The first segment is the strongest of the three, and sets the tone for the rest of the episode. It all starts out with an attack by Santa that leads the Planet Express Crew with the desire to grow a real pine tree. It’s not exactly clear why, but a pine tree appears to be what’s needed.

Things go horribly wrong, of course. The pine trees end up being weaponized, growing out of control and taking over the Earth. Al Gore appears to let us know that the trees are reversing the damage that humans have done to the planet, but they end up raising the planet’s oxygen levels to the point that the atmosphere becomes flammable. We find this out when Bender lights a victory cigar and everybody dies.

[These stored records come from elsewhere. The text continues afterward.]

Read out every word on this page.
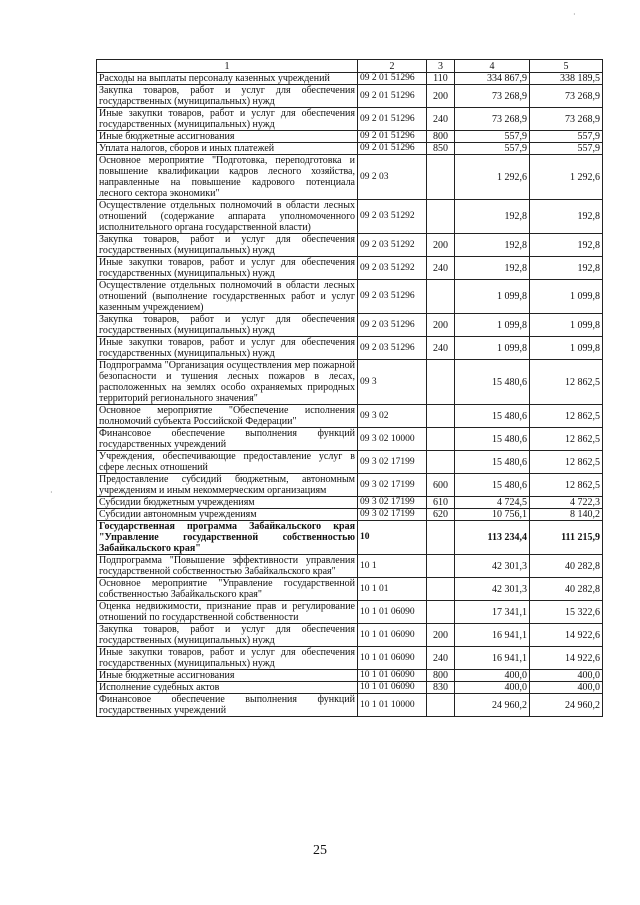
·
·
1	2	3	4	5
Расходы на выплаты персоналу казенных учреждений	09 2 01 51296	110	334 867,9	338 189,5
Закупка товаров, работ и услуг для обеспечения государственных (муниципальных) нужд	09 2 01 51296	200	73 268,9	73 268,9
Иные закупки товаров, работ и услуг для обеспечения государственных (муниципальных) нужд	09 2 01 51296	240	73 268,9	73 268,9
Иные бюджетные ассигнования	09 2 01 51296	800	557,9	557,9
Уплата налогов, сборов и иных платежей	09 2 01 51296	850	557,9	557,9
Основное мероприятие "Подготовка, переподготовка и повышение квалификации кадров лесного хозяйства, направленные на повышение кадрового потенциала лесного сектора экономики"	09 2 03		1 292,6	1 292,6
Осуществление отдельных полномочий в области лесных отношений (содержание аппарата уполномоченного исполнительного органа государственной власти)	09 2 03 51292		192,8	192,8
Закупка товаров, работ и услуг для обеспечения государственных (муниципальных) нужд	09 2 03 51292	200	192,8	192,8
Иные закупки товаров, работ и услуг для обеспечения государственных (муниципальных) нужд	09 2 03 51292	240	192,8	192,8
Осуществление отдельных полномочий в области лесных отношений (выполнение государственных работ и услуг казенным учреждением)	09 2 03 51296		1 099,8	1 099,8
Закупка товаров, работ и услуг для обеспечения государственных (муниципальных) нужд	09 2 03 51296	200	1 099,8	1 099,8
Иные закупки товаров, работ и услуг для обеспечения государственных (муниципальных) нужд	09 2 03 51296	240	1 099,8	1 099,8
Подпрограмма "Организация осуществления мер пожарной безопасности и тушения лесных пожаров в лесах, расположенных на землях особо охраняемых природных территорий регионального значения"	09 3		15 480,6	12 862,5
Основное мероприятие "Обеспечение исполнения полномочий субъекта Российской Федерации"	09 3 02		15 480,6	12 862,5
Финансовое обеспечение выполнения функций государственных учреждений	09 3 02 10000		15 480,6	12 862,5
Учреждения, обеспечивающие предоставление услуг в сфере лесных отношений	09 3 02 17199		15 480,6	12 862,5
Предоставление субсидий бюджетным, автономным учреждениям и иным некоммерческим организациям	09 3 02 17199	600	15 480,6	12 862,5
Субсидии бюджетным учреждениям	09 3 02 17199	610	4 724,5	4 722,3
Субсидии автономным учреждениям	09 3 02 17199	620	10 756,1	8 140,2
Государственная программа Забайкальского края "Управление государственной собственностью Забайкальского края"	10		113 234,4	111 215,9
Подпрограмма "Повышение эффективности управления государственной собственностью Забайкальского края"	10 1		42 301,3	40 282,8
Основное мероприятие "Управление государственной собственностью Забайкальского края"	10 1 01		42 301,3	40 282,8
Оценка недвижимости, признание прав и регулирование отношений по государственной собственности	10 1 01 06090		17 341,1	15 322,6
Закупка товаров, работ и услуг для обеспечения государственных (муниципальных) нужд	10 1 01 06090	200	16 941,1	14 922,6
Иные закупки товаров, работ и услуг для обеспечения государственных (муниципальных) нужд	10 1 01 06090	240	16 941,1	14 922,6
Иные бюджетные ассигнования	10 1 01 06090	800	400,0	400,0
Исполнение судебных актов	10 1 01 06090	830	400,0	400,0
Финансовое обеспечение выполнения функций государственных учреждений	10 1 01 10000		24 960,2	24 960,2
25
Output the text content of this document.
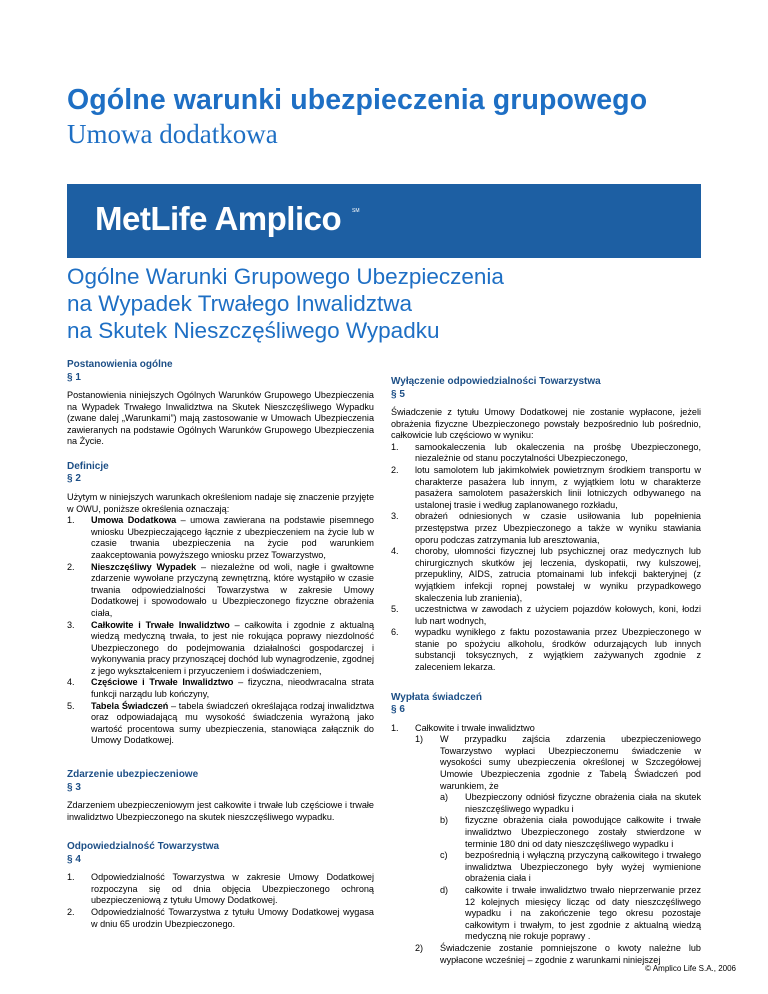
Ogólne warunki ubezpieczenia grupowego
Umowa dodatkowa
MetLife Amplico SM
Ogólne Warunki Grupowego Ubezpieczenia
na Wypadek Trwałego Inwalidztwa
na Skutek Nieszczęśliwego Wypadku
Postanowienia ogólne
§ 1

Postanowienia niniejszych Ogólnych Warunków Grupowego Ubezpieczenia na Wypadek Trwałego Inwalidztwa na Skutek Nieszczęśliwego Wypadku (zwane dalej „Warunkami”) mają zastosowanie w Umowach Ubezpieczenia zawieranych na podstawie Ogólnych Warunków Grupowego Ubezpieczenia na Życie.

Definicje
§ 2

Użytym w niniejszych warunkach określeniom nadaje się znaczenie przyjęte w OWU, poniższe określenia oznaczają:

1. Umowa Dodatkowa – umowa zawierana na podstawie pisemnego wniosku Ubezpieczającego łącznie z ubezpieczeniem na życie lub w czasie trwania ubezpieczenia na życie pod warunkiem zaakceptowania powyższego wniosku przez Towarzystwo,
2. Nieszczęśliwy Wypadek – niezależne od woli, nagłe i gwałtowne zdarzenie wywołane przyczyną zewnętrzną, które wystąpiło w czasie trwania odpowiedzialności Towarzystwa w zakresie Umowy Dodatkowej i spowodowało u Ubezpieczonego fizyczne obrażenia ciała,
3. Całkowite i Trwałe Inwalidztwo – całkowita i zgodnie z aktualną wiedzą medyczną trwała, to jest nie rokująca poprawy niezdolność Ubezpieczonego do podejmowania działalności gospodarczej i wykonywania pracy przynoszącej dochód lub wynagrodzenie, zgodnej z jego wykształceniem i przyuczeniem i doświadczeniem,
4. Częściowe i Trwałe Inwalidztwo – fizyczna, nieodwracalna strata funkcji narządu lub kończyny,
5. Tabela Świadczeń – tabela świadczeń określająca rodzaj inwalidztwa oraz odpowiadającą mu wysokość świadczenia wyrażoną jako wartość procentowa sumy ubezpieczenia, stanowiąca załącznik do Umowy Dodatkowej.
Zdarzenie ubezpieczeniowe
§ 3

Zdarzeniem ubezpieczeniowym jest całkowite i trwałe lub częściowe i trwałe inwalidztwo Ubezpieczonego na skutek nieszczęśliwego wypadku.

Odpowiedzialność Towarzystwa
§ 4
1. Odpowiedzialność Towarzystwa w zakresie Umowy Dodatkowej rozpoczyna się od dnia objęcia Ubezpieczonego ochroną ubezpieczeniową z tytułu Umowy Dodatkowej.
2. Odpowiedzialność Towarzystwa z tytułu Umowy Dodatkowej wygasa w dniu 65 urodzin Ubezpieczonego.
Wyłączenie odpowiedzialności Towarzystwa
§ 5

Świadczenie z tytułu Umowy Dodatkowej nie zostanie wypłacone, jeżeli obrażenia fizyczne Ubezpieczonego powstały bezpośrednio lub pośrednio, całkowicie lub częściowo w wyniku:

1. samookaleczenia lub okaleczenia na prośbę Ubezpieczonego, niezależnie od stanu poczytalności Ubezpieczonego,
2. lotu samolotem lub jakimkolwiek powietrznym środkiem transportu w charakterze pasażera lub innym, z wyjątkiem lotu w charakterze pasażera samolotem pasażerskich linii lotniczych odbywanego na ustalonej trasie i według zaplanowanego rozkładu,
3. obrażeń odniesionych w czasie usiłowania lub popełnienia przestępstwa przez Ubezpieczonego a także w wyniku stawiania oporu podczas zatrzymania lub aresztowania,
4. choroby, ułomności fizycznej lub psychicznej oraz medycznych lub chirurgicznych skutków jej leczenia, dyskopatii, rwy kulszowej, przepukliny, AIDS, zatrucia ptomainami lub infekcji bakteryjnej (z wyjątkiem infekcji ropnej powstałej w wyniku przypadkowego skaleczenia lub zranienia),
5. uczestnictwa w zawodach z użyciem pojazdów kołowych, koni, łodzi lub nart wodnych,
6. wypadku wynikłego z faktu pozostawania przez Ubezpieczonego w stanie po spożyciu alkoholu, środków odurzających lub innych substancji toksycznych, z wyjątkiem zażywanych zgodnie z zaleceniem lekarza.
Wypłata świadczeń
§ 6
1. Całkowite i trwałe inwalidztwo
1) W przypadku zajścia zdarzenia ubezpieczeniowego Towarzystwo wypłaci Ubezpieczonemu świadczenie w wysokości sumy ubezpieczenia określonej w Szczegółowej Umowie Ubezpieczenia zgodnie z Tabelą Świadczeń pod warunkiem, że
a) Ubezpieczony odniósł fizyczne obrażenia ciała na skutek nieszczęśliwego wypadku i
b) fizyczne obrażenia ciała powodujące całkowite i trwałe inwalidztwo Ubezpieczonego zostały stwierdzone w terminie 180 dni od daty nieszczęśliwego wypadku i
c) bezpośrednią i wyłączną przyczyną całkowitego i trwałego inwalidztwa Ubezpieczonego były wyżej wymienione obrażenia ciała i
d) całkowite i trwałe inwalidztwo trwało nieprzerwanie przez 12 kolejnych miesięcy licząc od daty nieszczęśliwego wypadku i na zakończenie tego okresu pozostaje całkowitym i trwałym, to jest zgodnie z aktualną wiedzą medyczną nie rokuje poprawy .
2) Świadczenie zostanie pomniejszone o kwoty należne lub wypłacone wcześniej – zgodnie z warunkami niniejszej
© Amplico Life S.A., 2006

The second segment details the story of Robanukah, the made-up holiday that Bender uses to get out of work. The crew ends up having to drill for precious petroleum oil – an extremely rare substance in the year 3000 – into which Bender will have floozies oil wrestle in the finest traditions of the holiday. The ship drills down to the molten core of the earth and everybody dies.

The first two segments are decent, though not particularly great. There are a few good gags, like Al Gore asking for change for a Nobel Prize, Hermes’ Ice Cream Manwich, and Leela’s repetition of “This could be a good thing.” But they both feel pretty weak compared to a full episode.

The third segment just lost me.

The Planet Express Crew is over at the home of Hermes and LaBarbara to learn more about Kwanzaa, but end up incredibly confused, as does the viewer. There’s a lot of misinformation about Kwanzaa being spread by Kwanzaa-bot, who clearly doesn’t understand the holiday either.

As a dude who doesn’t celebrate Kwanzaa or know anyone that celebrates Kwanzaa, I have no way of knowing what’s true and what’s not. It’s one of the problems that ‘Outsourced’ runs into as well. I can’t be asked to laugh about something that I don’t understand – it doesn’t work.

Fry, Leela, and the rest of the crew head out to get beeswax for the traditional beeswax Kwanzaa candles and encounter the deadly space bees from ‘The Sting’. You can probably guess how it ends. No? Everybody dies.

The constant death of all the main characters is a cute running gag, though it isn’t an effective one.

In the end, I found myself disappointed in ‘The Futurama Holiday Spectacular’. The songs aren’t catchy, the gags aren’t funny, and the storyline doesn’t advance. It’s nice to revisit the characters again, but I could have held out until 2011.

1 comment

  1. JoeRo

    Dick. This was flat out painful to watch. I really dig Futurama’s Anthology of Interest episodes, and I think this is what the writing staff was going for here, but they failed pretty much completely on that one.

    It looks like Mike Rowe was credited with writing that episode, but how they decide to assign the writing credit on an episode like that is beyond me. Anyway I’m just looking for someone to blame for this. The jokes were weak, the songs were almost unlistenable (particularly Kwanzabot’s song /barf), and the environmental message was heavyhanded. I could tolerate the clumsiness with the environmentalism if the show was at least funny, but alas. I’m not sure what this says about the quality of the rest of the seasons episodes, but if David X. Cohen and his cohorts thought that material was ready for primetime, then I am very concerned. And sad. Mostly just sad.